Antiquités judaïques - Flavius Josèphe

LIVRE V

CHAPITRE III
Comment, après ce revers, Dieu les asservit aux Assyriens à cause de leur impiété. Ils sont délivrés par Kenez, fils d’Athniel, qui gouverna quarante ans et est appelé juge chez les Grecs et les Phéniciens.

Établissement de la tribu de Dan.

1.[1] C'est ainsi que se termina cette guerre ; mais il advint que la tribu de Dan eut à souffrir d'épreuves analogues ; voici ce qui la mit dans cette situation. Comme les Israélites avaient déjà abandonné l'exercice de la guerre et s'étaient adonnés aux travaux agricoles, les Chananéens, les considérant avec mépris, rassemblèrent leurs forces, non qu'ils redoutassent aucun mal pour eux-mêmes, mais, ayant acquis le ferme espoir de causer du dommage aux Hébreux, ils comptaient désormais habiter leurs villes en sécurité. Aussi se mirent-ils à équiper des chars et à enrôler des troupes ; leurs villes s'accordèrent ensemble ; ils arrachèrent à la tribu de Juda Ascalon et Accaron et beaucoup d'autres villes de la plaine ; ils forcèrent les Danites à se réfugier dans la montagne et ne leur laissèrent pas dans la plaine la moindre place où poser le pied. Ceux-ci[2], incapables de faire la guerre et n'ayant pas de territoire suffisant, envoient cinq hommes d'entre eux dans l'intérieur des terres à la découverte d'une région qu'ils puissent coloniser[3]. Les envoyés, parvenus non loin du mont Liban et de la plus petite des sources du Jourdain, dans la grande plaine, à une journée de marche de la ville de Sidon, et ayant reconnu une terre excellente et très fertile, en informent leurs frères. Ceux-ci, s'empressant d'y aller avec une armée, y fondent une ville Dan(a), ainsi appelée du nom du fils de Jacob, qui était aussi le nom de leur tribu.
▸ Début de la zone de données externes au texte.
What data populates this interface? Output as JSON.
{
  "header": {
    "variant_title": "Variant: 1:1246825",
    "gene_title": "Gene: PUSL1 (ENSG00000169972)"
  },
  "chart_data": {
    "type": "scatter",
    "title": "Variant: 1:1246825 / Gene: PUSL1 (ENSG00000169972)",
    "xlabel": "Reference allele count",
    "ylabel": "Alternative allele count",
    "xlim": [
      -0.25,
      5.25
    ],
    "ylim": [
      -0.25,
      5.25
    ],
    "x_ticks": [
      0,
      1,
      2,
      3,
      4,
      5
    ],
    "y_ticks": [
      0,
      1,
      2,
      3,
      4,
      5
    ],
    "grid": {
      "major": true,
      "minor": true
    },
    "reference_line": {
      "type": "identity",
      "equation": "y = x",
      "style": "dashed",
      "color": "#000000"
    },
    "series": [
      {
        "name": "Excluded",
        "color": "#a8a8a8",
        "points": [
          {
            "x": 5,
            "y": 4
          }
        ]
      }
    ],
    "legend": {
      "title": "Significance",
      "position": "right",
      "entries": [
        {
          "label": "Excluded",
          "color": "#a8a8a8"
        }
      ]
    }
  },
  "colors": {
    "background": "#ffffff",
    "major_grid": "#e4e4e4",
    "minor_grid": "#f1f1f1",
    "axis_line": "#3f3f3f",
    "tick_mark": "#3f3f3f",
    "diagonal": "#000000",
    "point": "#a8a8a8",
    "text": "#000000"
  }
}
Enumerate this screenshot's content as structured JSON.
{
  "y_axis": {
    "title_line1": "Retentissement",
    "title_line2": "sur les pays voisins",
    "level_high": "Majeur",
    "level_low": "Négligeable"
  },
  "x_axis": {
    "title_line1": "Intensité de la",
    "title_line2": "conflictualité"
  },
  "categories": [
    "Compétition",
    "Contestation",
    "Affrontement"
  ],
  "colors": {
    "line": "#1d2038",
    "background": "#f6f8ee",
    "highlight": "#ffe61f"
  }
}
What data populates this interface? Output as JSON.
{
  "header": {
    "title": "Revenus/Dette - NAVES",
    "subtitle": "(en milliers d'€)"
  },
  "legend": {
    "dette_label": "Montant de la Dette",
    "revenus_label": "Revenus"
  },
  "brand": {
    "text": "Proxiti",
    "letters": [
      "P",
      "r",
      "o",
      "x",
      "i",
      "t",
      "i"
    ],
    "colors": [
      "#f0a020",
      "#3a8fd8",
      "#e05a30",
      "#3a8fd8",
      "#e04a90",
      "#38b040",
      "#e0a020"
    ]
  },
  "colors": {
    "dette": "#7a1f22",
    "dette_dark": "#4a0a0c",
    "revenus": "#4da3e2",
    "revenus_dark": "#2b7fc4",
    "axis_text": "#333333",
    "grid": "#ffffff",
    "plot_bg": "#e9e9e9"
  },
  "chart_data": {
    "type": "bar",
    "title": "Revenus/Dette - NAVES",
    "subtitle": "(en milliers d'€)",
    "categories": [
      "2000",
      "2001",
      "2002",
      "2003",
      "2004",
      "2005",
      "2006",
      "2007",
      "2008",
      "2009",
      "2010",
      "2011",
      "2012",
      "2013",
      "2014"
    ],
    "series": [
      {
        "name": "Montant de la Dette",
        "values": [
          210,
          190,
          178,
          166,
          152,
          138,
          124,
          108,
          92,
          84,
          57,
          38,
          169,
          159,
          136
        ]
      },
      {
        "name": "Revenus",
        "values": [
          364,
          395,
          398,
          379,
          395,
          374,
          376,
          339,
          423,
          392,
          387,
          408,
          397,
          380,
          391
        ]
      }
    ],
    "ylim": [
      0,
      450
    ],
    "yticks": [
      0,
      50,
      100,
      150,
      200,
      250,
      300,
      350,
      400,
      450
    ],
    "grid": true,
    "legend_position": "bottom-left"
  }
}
[1] Juges, I, 34 ; Josué, XIX, 40.

[2] Ibid., XVIII, 1, 2, 7, 8-10, 29.

[3] Josèphe laisse tout à fait de côté l'histoire de Micha, qui est contée au ch. XVII des Juges et se mêle, dans le ch. XVIII, au récit de l'expédition des Danites.

Les Israélites sous la domination des Assyriens.

2.[4] Mais la situation des Israélites allait de mal en pis, parce qu'ils avaient perdu l'habitude de l'effort et négligeaient le culte de la divinité ; en effet, une fois éloignés de la discipline de leur constitution, ils se laissaient entraîner à vivre selon leur plaisir et leur fantaisie individuelle ; de sorte qu'ils s'abandonnèrent entièrement aux vices qui avaient cours chez les Chananéens. Aussi Dieu se courrouce-t-il contre eux, et toute la prospérité qu'ils s'étaient acquise au prix de mille labeurs, ils la perdirent par la volupté. En effet, Chousarsathos[5], roi des Assyriens[6], ayant fait une expédition contre eux, beaucoup périrent dans des batailles, et des sièges énergiques eurent raison de leurs villes[7]. Il y en eut qui, par crainte, se rendirent à lui spontanément ; ils furent obligés de payer des tributs au-dessus de leurs moyens et ils subirent toutes sortes d'injures durant huit ans. Mais ensuite ils furent délivrés de leurs maux de la façon suivante.

[4] Juges, III, 5.

[5] Hébreu : Kouschan-Rischathaïm.

[6] Roi d'Aram, selon la Bible.

[7] Juges, III, 9.

Keniaz les délivre.

3. Un homme de la tribu de Juda, du nom de Keniaz(os)[8], plein d'activité et de noblesse d'âme, averti par un oracle de ne pas regardez avec indifférence la détresse des Israélites, mais d'essayer de relever leur liberté, après avoir exhorté à s'associer à ses dangers quelques hommes — il ne s'en trouva qu'un petit nombre qui avaient honte de l'état de choses présent et aspiraient à en changer —, commence par massacrer la garnison de Chousarsathos qui était chez eux ; puis, comme un plus grand nombre de combattants se joignait à eux, parce que les débuts de l'entreprise n’avaient pas mal réussi, ils engagent le combat avec les Assyriens et, les ayant complètement repoussés, les obligent à repasser l'Euphrate. Keniaz, qui avait ainsi donné une preuve effective de sa vaillance, reçoit pour récompense le pouvoir de la part du peuple, afin de juger la nation. Et après un gouvernement de quarante ans, il meurt.

[8] Hébreu : Othniel. Othniel, d'après la Bible, est fils de Kenaz ; Josèphe a nommé le père au lieu du fils. Dans l'argument du livre V on lit même Kenaz, fils d'Athniel.